Osteoporosis, the most prevalent degenerative disease in western societies, is characterized by a reduction in bone mass and altered architectural arrangement of bone tissue; however, how bone morphology on different length scales contributes to overall bone strength and how mechanical stresses are translated into biochemical signals is still poorly understood. This study aims to establish a framework for the automated high-throughput assessment of bone morphology and bone competence on length scales ranging from cellular to organ.
We developed automation tools to enable measurement, quantitative morphological analysis, and finite element (FE) modeling for murine femora that will be used on two inbred strains of mice and their respective crossings (>2000 samples).
Two separate 3D x-ray tomography measurements are made, one at low (
CT) and one at high resolution (Syncrotron Radiation CT). From the low-resolution scans organ-scale characteristics are extracted and from the high-resolution, ultrastructural morphology. The former provides information on macroscopic bone structures and is used for FE modeling. The later provides the canal network and osteocyte lacunae phenotypes. We devised and implemented new morphometric measures to quantify individual shape parameters for these phenotypes, such as orientation, radial distribution, anisotropy, and point density.

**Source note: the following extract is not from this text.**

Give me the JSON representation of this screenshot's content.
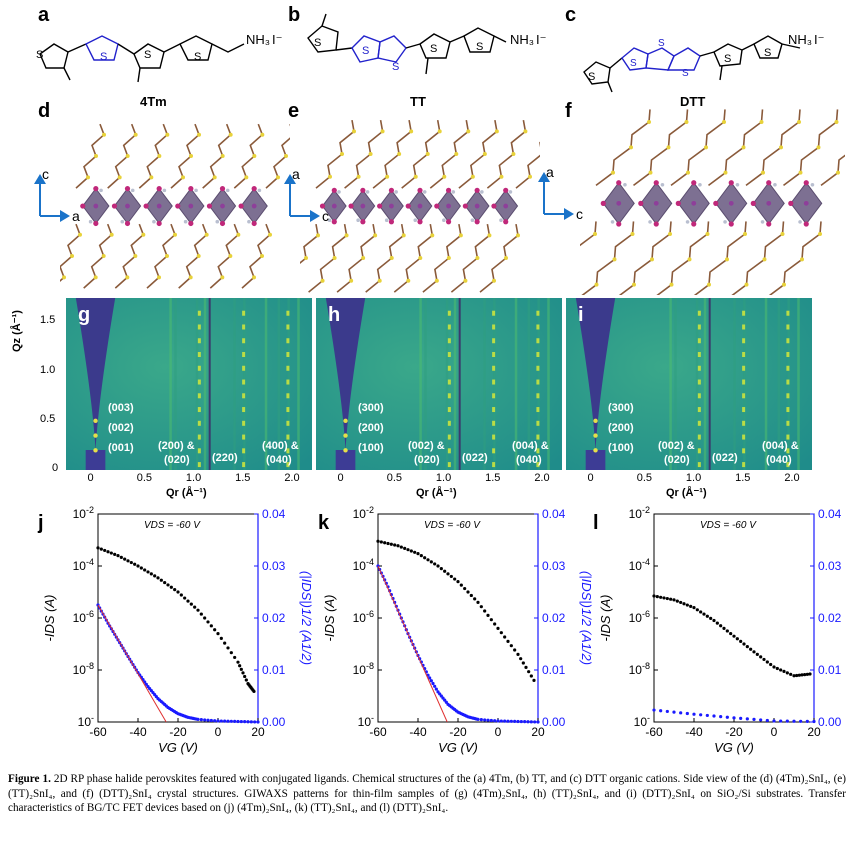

To integrate the results, we developed a set of software tools to register the different resolutions to each other and a database infrastructure to enable easy management and analysis of such a large volume of data. This database and web-based interface provides a platform for sharing results greatly simplifying the creation of future studies.
The presented automated high-throughput assessment of bone morphology at different length scales (whole bone and cell level) provides the prerequisites for direct comparisons between the ultrastructure, whole bone geometry, and mechanical bone competence. In future studies, this will allow investigating how individual ultrastructural bone properties relate to the local stress/strain environment computed by FE. We aim to establish a true phenomics approach, by linking back these phenotypes to the different genotypes of the distinct mouse strains to isolate the genetic contribution for these phenotypes, which are relevant for skeletal integrity.

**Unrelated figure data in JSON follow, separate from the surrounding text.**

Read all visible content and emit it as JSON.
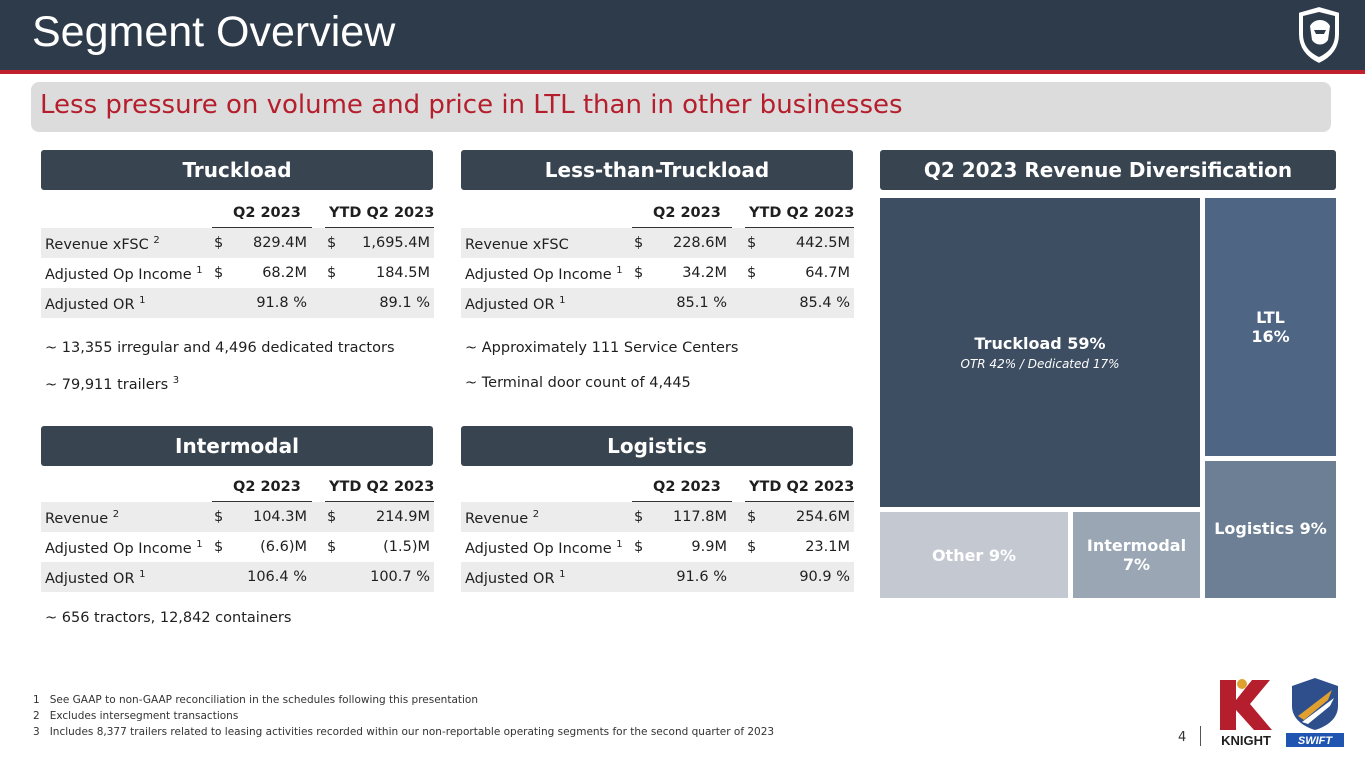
{
  "title": "Segment Overview",
  "subtitle": "Less pressure on volume and price in LTL than in other businesses",
  "columns": {
    "q2": "Q2 2023",
    "ytd": "YTD Q2 2023"
  },
  "truckload": {
    "header": "Truckload",
    "rows": [
      {
        "label": "Revenue xFSC",
        "sup": "2",
        "q2_cur": "$",
        "q2": "829.4M",
        "ytd_cur": "$",
        "ytd": "1,695.4M"
      },
      {
        "label": "Adjusted Op Income",
        "sup": "1",
        "q2_cur": "$",
        "q2": "68.2M",
        "ytd_cur": "$",
        "ytd": "184.5M"
      },
      {
        "label": "Adjusted OR",
        "sup": "1",
        "q2_cur": "",
        "q2": "91.8 %",
        "ytd_cur": "",
        "ytd": "89.1 %"
      }
    ],
    "notes": [
      {
        "text": "~ 13,355 irregular and 4,496 dedicated tractors",
        "sup": ""
      },
      {
        "text": "~ 79,911 trailers",
        "sup": "3"
      }
    ]
  },
  "ltl": {
    "header": "Less-than-Truckload",
    "rows": [
      {
        "label": "Revenue xFSC",
        "sup": "",
        "q2_cur": "$",
        "q2": "228.6M",
        "ytd_cur": "$",
        "ytd": "442.5M"
      },
      {
        "label": "Adjusted Op Income",
        "sup": "1",
        "q2_cur": "$",
        "q2": "34.2M",
        "ytd_cur": "$",
        "ytd": "64.7M"
      },
      {
        "label": "Adjusted OR",
        "sup": "1",
        "q2_cur": "",
        "q2": "85.1 %",
        "ytd_cur": "",
        "ytd": "85.4 %"
      }
    ],
    "notes": [
      {
        "text": "~ Approximately 111 Service Centers",
        "sup": ""
      },
      {
        "text": "~ Terminal door count of 4,445",
        "sup": ""
      }
    ]
  },
  "intermodal": {
    "header": "Intermodal",
    "rows": [
      {
        "label": "Revenue",
        "sup": "2",
        "q2_cur": "$",
        "q2": "104.3M",
        "ytd_cur": "$",
        "ytd": "214.9M"
      },
      {
        "label": "Adjusted Op Income",
        "sup": "1",
        "q2_cur": "$",
        "q2": "(6.6)M",
        "ytd_cur": "$",
        "ytd": "(1.5)M"
      },
      {
        "label": "Adjusted OR",
        "sup": "1",
        "q2_cur": "",
        "q2": "106.4 %",
        "ytd_cur": "",
        "ytd": "100.7 %"
      }
    ],
    "notes": [
      {
        "text": "~  656 tractors, 12,842 containers",
        "sup": ""
      }
    ]
  },
  "logistics": {
    "header": "Logistics",
    "rows": [
      {
        "label": "Revenue",
        "sup": "2",
        "q2_cur": "$",
        "q2": "117.8M",
        "ytd_cur": "$",
        "ytd": "254.6M"
      },
      {
        "label": "Adjusted Op Income",
        "sup": "1",
        "q2_cur": "$",
        "q2": "9.9M",
        "ytd_cur": "$",
        "ytd": "23.1M"
      },
      {
        "label": "Adjusted OR",
        "sup": "1",
        "q2_cur": "",
        "q2": "91.6 %",
        "ytd_cur": "",
        "ytd": "90.9 %"
      }
    ],
    "notes": []
  },
  "diversification": {
    "header": "Q2 2023 Revenue Diversification",
    "tiles": {
      "truckload": {
        "label": "Truckload 59%",
        "sub": "OTR 42% / Dedicated 17%",
        "color": "#3e4e62"
      },
      "ltl": {
        "label": "LTL",
        "value": "16%",
        "color": "#4e6683"
      },
      "logistics": {
        "label": "Logistics 9%",
        "color": "#6d7f94"
      },
      "other": {
        "label": "Other 9%",
        "color": "#c4c9d1"
      },
      "intermodal": {
        "label": "Intermodal",
        "value": "7%",
        "color": "#9aa6b4"
      }
    }
  },
  "footnotes": [
    {
      "num": "1",
      "text": "See GAAP to non-GAAP reconciliation in the schedules following this presentation"
    },
    {
      "num": "2",
      "text": "Excludes intersegment transactions"
    },
    {
      "num": "3",
      "text": "Includes 8,377 trailers related to leasing activities recorded within our non-reportable operating segments for the second quarter of 2023"
    }
  ],
  "page_number": "4",
  "logos": {
    "knight": "KNIGHT",
    "swift": "SWIFT"
  },
  "colors": {
    "brand_dark": "#2e3b4a",
    "accent_red": "#c0202e",
    "subtitle_red": "#b51e2c"
  }
}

In conclusion, we established a multi-scale framework for quantitative, genetic, high-throughput studies to explore 3D structure-function relationships from cell to organ using computed tomography and computational modeling. The database comprising these results will provide the complete picture of natural differences in healthy bone and provide a starting point for analyzing structurally caused variations in bone strength. At the same time, it will serve as a frame of reference for quantitatively investigating changes that occur in conditions of bone diseases such as osteoporosis.